You may have heard the news recently: Ron Paul’s last stand in Nebraska. Ron Paul has one more chance to get a speaking spot. And so on. But I have a different opinion, and I can justify this.
This is not an article on the merit of a Ron Paul presidential nomination, though I am personally in favor. Instead, this is an attempt to explain my opinion of that possibility and what I think it could mean for the Republican Party.
Tomorrow is Nebraska’s state Republican convention, and the state’s 35 delegates to the Republican National Convention.
First of all, let me give some clarification as to why I do not think this is Ron Paul’s last stand to begin with. Several media outlets have reported that it is (ABC, Rachel Maddow, MSNBC, etc.), but they are reporting based on different information than what I have. Probably the most accurate stories I have seen in the mainstream media are coming from Rachel Maddow, but even her reports seem to fall short in one area, and it’s not really her fault. She can only go off the information she has, and since the overwhelming bulk of Republican state conventions have been ignored by the press, there isn’t much information available. That is, unless you don’t get your information from the mainstream media.

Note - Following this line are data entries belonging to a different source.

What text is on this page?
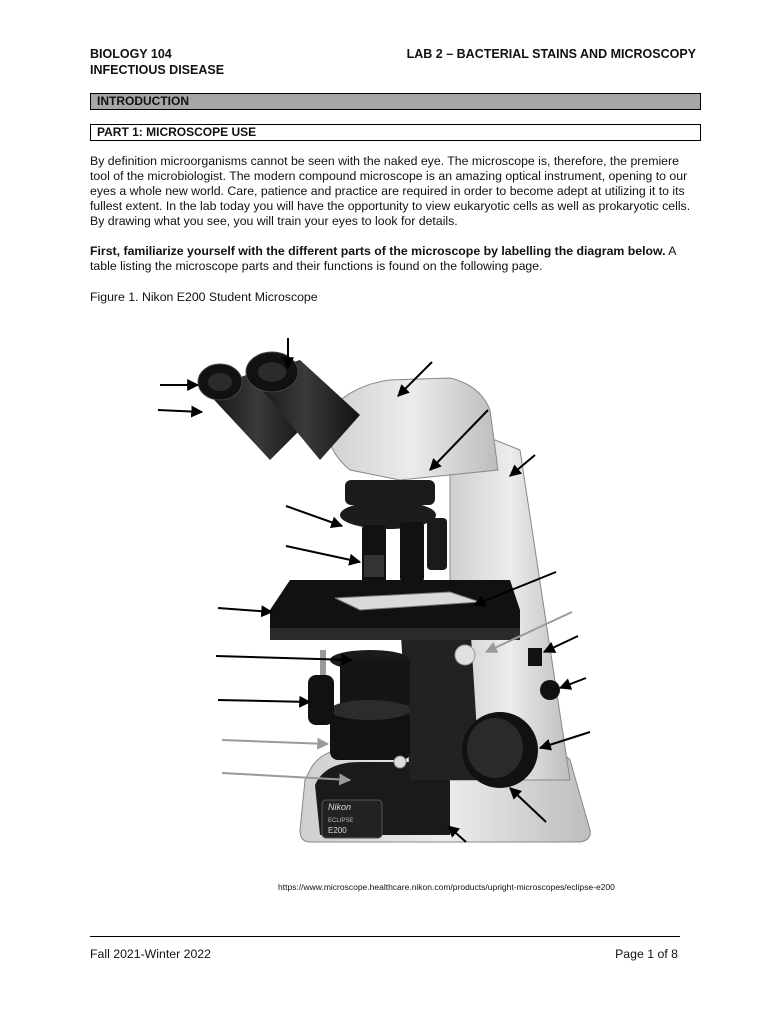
BIOLOGY 104
INFECTIOUS DISEASE
LAB 2 – BACTERIAL STAINS AND MICROSCOPY
INTRODUCTION
PART 1: MICROSCOPE USE
By definition microorganisms cannot be seen with the naked eye. The microscope is, therefore, the premiere tool of the microbiologist. The modern compound microscope is an amazing optical instrument, opening to our eyes a whole new world. Care, patience and practice are required in order to become adept at utilizing it to its fullest extent. In the lab today you will have the opportunity to view eukaryotic cells as well as prokaryotic cells. By drawing what you see, you will train your eyes to look for details.
First, familiarize yourself with the different parts of the microscope by labelling the diagram below. A table listing the microscope parts and their functions is found on the following page.
Figure 1. Nikon E200 Student Microscope
Nikon
ECLIPSE
E200
https://www.microscope.healthcare.nikon.com/products/upright-microscopes/eclipse-e200
Fall 2021-Winter 2022	Page 1 of 8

I have personally covered events that took place at Oklahoma’s 2012 GOP convention because I was there the whole day, whereas a couple of local news channels showed up after the scheduled convention was over, and the convention was taken outside. This “parking lot convention” is still being contested, and will potentially be validated or invalidated at the RNC in Florida. The Associated Press picked up the story, and wrote a couple of paragraphs, stating that the convention turned “raucous.” It seems like for the next 3 weeks, every altercation in the news was a “raucous” event of some sort, but the details of the day were scarcely revealed. You’d think at least some liberal talking heads would want to expose the shenanigans of the Republican Party, but for some reason they ignored it.
The main reason I do not believe this is Ron Paul’s last stand is that I believe he already has the majority of delegates from more than 5 states. I’m not referring to delegates being bound to him. Those numbers are disputable, and may or may not add up to 5 states at this point, but the numbers I’m talking about are the human beings filling those delegate slots. In Oklahoma, for example, my congressional district is bound to Mitt Romney, and all 3 delegates must vote for him on the first ballot at the RNC, but all three of them are also Ron Paul supporters. They are not bound to like Romney, nor campaign for him, nor anything else. They are only bound to VOTE for him on one ballot at the convention. That does not prevent them from nominating someone else, though that is not likely to happen if the at-large delegates from the parking lot are not validated.
There are a few scenarios that could unfold. Allow me to present some of the most likely general possibilities.
- There are not enough states with actual Ron Paul majorities to nominate him. RNC rules require that any nomination have the support of the majority delegation from at least 5 states. If this takes place, Dr. Paul is not likely to even receive a speaking slot.
- At least 5 states have a Ron Paul majority, and he is nominated from the floor of the convention. A general majority is not present, and Mitt Romney still receives the nomination. This will be an embarrassment to the Romney campaign, but only a temporary one.
- At least 5 states have a Ron Paul majority, he is nominated from the floor, wins, and the whole game changes.
There are lots of other possibilities, but these are the ones I want to highlight.
A Significant Move
I know there are a lot of varied opinions about Paul “settling” for a speaking spot. There are many valid points in each view of this, but here’s why I think this would be revolutionary.
Ron Paul has a tendency to instantly change someone’s view if they simply hear him speak freely and uninterrupted. That is how a lot of his supporters came to where they now hear Ron Paul and say to themselves, “This is my leader!” Many of the delegates to the RNC are already uneasy about Mitt Romney; after all, many of them are pledged to Rick Santorum or Newt Gingrich. If the Doctor could speak to the whole convention, and those the fence about Romney hear him out, they could instantly be converted. 15 minutes is enough time to get to just about everyone in the room. The Ron Paul minority delegation may quickly become the majority in a matter of minutes. At that point they could control the convention. Even if that doesn’t change the vote outcome, it would still be significant, and could help advance liberty causes, such as auditing or eliminating the Federal Reserve Bank, eliminating the use of unmanned “drone” aircraft on US soil, and ending legislation like NDAA that allow for unconstitutional detainment of US citizens.
I believe it is vital that Dr. Paul get anything he can – even if it’s just a speech. That could change everything. That could change the world.